Евгения Абелюк, Елена Леенсон. «Кошмар внутри нас»
“Театр”, 2005, № 2
Перед премьерой «Суф(ф)ле» в Театре на Таганке состоялась пресс-конференция. На скорую руку составили столы; вокруг Юрин Любимова расселись актёры — Алла Трибунская, Алексей Граббе, Феликс Антипов, художник Владимир Ковальчук и композитор Владимир Мартынов. И вот уже потянулись диктофоны, микрофоны, нацелились объективы камер и фотоаппаратов. Но журналисты задавали вопросы, словно скучая. Не все, конечно, но за небольшим исключением. Беседа не раз прерывалась тягостными паузами.
— Почему вы не ставите современные пьесы?
Это, конечно, Любимову. Режиссёру вопрос показался неуместным, и отвечать на него он не стал. Сказал только, что раньше ставил современников — Вознесенского, Трифонова, Абрамова, Можаева, а теперь не ставит. И всё тут. Проблема знакомая, характерная для советского времени, когда актуальность и декларировали, и её же боялись.
ГА. Товстоногов в 1960 году писал: «Автор выражает своё отношение к жизни через пьесу. А режиссёр — через спектакль. И если нет современной пьесы — нет современного спектакля» (Прим. : Открытое письмо Николаю Охлопкову. Г Товстоногов. Круг мыслей. Л : Искусствo. 1972. С 98). Понятно, что позиция самого Товстоногова никогда не была столь прямолинейной. Говоря о современных пьесах, он тут же добавлял:"Никакое знание жизни не пригодится режиссёру, если он тратит время на постановку схематичных, ложных, фальшивых пьес, вся современность которых заключена во фразе: «Действие происходит в наши дни...».

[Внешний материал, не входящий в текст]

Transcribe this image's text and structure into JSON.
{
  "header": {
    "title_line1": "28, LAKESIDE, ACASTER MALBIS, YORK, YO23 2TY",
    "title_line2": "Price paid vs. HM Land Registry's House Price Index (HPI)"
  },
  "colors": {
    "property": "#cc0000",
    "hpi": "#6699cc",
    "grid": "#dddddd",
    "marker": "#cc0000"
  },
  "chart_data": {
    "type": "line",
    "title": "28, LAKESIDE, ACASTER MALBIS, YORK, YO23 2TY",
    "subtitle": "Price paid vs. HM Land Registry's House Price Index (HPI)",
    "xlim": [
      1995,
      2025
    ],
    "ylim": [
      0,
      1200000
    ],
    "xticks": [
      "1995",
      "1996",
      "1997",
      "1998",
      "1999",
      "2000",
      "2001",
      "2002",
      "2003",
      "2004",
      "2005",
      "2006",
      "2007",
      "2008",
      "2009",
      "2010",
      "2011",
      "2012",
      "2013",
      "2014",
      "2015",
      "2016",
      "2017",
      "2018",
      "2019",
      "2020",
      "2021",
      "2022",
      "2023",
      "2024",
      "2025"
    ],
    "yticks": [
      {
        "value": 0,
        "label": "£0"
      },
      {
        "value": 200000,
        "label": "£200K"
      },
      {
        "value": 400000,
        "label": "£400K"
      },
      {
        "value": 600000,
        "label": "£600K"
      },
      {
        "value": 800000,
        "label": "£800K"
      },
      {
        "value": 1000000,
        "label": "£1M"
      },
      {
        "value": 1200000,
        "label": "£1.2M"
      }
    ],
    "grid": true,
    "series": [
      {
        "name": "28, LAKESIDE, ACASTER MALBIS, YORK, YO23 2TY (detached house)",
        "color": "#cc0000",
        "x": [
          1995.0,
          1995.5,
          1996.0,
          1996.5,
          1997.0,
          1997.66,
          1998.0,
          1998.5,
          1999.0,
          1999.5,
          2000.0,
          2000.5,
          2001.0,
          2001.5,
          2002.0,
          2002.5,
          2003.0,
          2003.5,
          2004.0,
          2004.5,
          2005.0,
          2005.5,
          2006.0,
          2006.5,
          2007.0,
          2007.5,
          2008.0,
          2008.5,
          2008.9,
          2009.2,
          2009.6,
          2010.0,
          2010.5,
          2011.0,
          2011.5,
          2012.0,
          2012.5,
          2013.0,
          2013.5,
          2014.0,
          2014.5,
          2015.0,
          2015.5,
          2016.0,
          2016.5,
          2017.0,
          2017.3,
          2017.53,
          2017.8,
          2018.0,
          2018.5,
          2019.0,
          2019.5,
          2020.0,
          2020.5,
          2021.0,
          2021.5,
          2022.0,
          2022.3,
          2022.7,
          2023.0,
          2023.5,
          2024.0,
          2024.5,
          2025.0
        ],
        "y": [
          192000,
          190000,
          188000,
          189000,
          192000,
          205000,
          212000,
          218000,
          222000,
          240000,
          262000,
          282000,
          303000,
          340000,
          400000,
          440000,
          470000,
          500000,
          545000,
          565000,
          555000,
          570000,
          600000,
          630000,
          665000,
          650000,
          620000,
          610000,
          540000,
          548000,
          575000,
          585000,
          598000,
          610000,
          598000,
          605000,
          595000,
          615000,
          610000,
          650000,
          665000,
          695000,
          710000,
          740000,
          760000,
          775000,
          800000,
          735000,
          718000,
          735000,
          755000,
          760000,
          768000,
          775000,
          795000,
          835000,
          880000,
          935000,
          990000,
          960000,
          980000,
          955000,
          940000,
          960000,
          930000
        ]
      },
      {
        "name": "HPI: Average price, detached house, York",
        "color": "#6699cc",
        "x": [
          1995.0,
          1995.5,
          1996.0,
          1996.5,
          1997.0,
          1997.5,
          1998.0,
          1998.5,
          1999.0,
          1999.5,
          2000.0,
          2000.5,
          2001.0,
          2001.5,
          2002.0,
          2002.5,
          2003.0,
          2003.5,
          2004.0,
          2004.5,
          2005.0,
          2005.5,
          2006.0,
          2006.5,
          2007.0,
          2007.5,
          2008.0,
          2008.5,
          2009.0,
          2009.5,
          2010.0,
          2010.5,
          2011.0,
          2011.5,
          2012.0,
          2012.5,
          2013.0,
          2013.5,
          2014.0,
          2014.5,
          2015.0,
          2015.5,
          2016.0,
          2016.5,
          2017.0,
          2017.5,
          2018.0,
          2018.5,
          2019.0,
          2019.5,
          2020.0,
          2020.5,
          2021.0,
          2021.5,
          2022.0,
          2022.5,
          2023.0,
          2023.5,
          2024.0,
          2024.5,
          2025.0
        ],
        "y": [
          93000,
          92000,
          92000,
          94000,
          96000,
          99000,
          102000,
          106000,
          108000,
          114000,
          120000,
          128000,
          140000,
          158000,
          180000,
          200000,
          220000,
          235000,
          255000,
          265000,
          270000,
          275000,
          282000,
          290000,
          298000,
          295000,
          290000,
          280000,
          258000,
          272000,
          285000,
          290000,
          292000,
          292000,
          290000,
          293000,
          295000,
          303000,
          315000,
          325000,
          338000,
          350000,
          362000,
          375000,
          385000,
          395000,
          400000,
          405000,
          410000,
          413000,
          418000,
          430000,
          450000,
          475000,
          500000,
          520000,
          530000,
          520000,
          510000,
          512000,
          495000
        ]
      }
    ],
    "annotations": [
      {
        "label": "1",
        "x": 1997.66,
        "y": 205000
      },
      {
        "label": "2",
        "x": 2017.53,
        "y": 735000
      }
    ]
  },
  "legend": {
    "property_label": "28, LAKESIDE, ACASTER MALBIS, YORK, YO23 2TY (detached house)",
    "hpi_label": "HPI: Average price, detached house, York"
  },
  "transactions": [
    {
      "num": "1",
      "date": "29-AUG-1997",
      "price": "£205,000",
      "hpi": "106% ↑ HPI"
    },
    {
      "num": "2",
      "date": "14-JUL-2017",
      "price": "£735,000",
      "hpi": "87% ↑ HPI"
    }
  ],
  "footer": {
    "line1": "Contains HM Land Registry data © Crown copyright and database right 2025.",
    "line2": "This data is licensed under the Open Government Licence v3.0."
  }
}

На Таганке к авторам всегда относились с почтением. В «Добром человеке из Сезуана» фигурировал портрет Брехта, и это было очень важно. В «Тартюфе» Мольер появлялся прямо на сцене. В финале «Мастера и Маргариты» актёры разворачивали в зал огромные, чуть не в человеческий рост, портреты Булгакова. В 1977 году, когда «Мастер» был только что поставлен, размер портретов как бы заявлял о масштабе личности писателя, о значимости его творчества и месте в русской культуре. Но и сегодня, когда Булгаков это место занимает, кажется, прочно, портреты в спектакле остались: Любимов настаивает на присутствии автора. Авторы на Таганке — родные люди. Здесь вспоминают дни их смерти и празднуют дни их рождения. В день рождения Солженицына в театре шла «Шарашка», спектакль по повести «В круге первом». В день смерти Гете — «Фауст», и в фойе висела табличка: «День памяти И. -В. Гёте». В «До и после» — из -«Чёрного квадрата» Малевича появляются маски поэтов, а затем в него же и возвращаются. А в программке к спектаклю в строке «Художник спектакля» стоит: «Казимир Малевич». И зритель воспринимает каждого — и Гёте, и Мольера, и Пушкина, и Булгакова, и Шекспира, и Малевича… — как участника сегодняшнего театрального представления.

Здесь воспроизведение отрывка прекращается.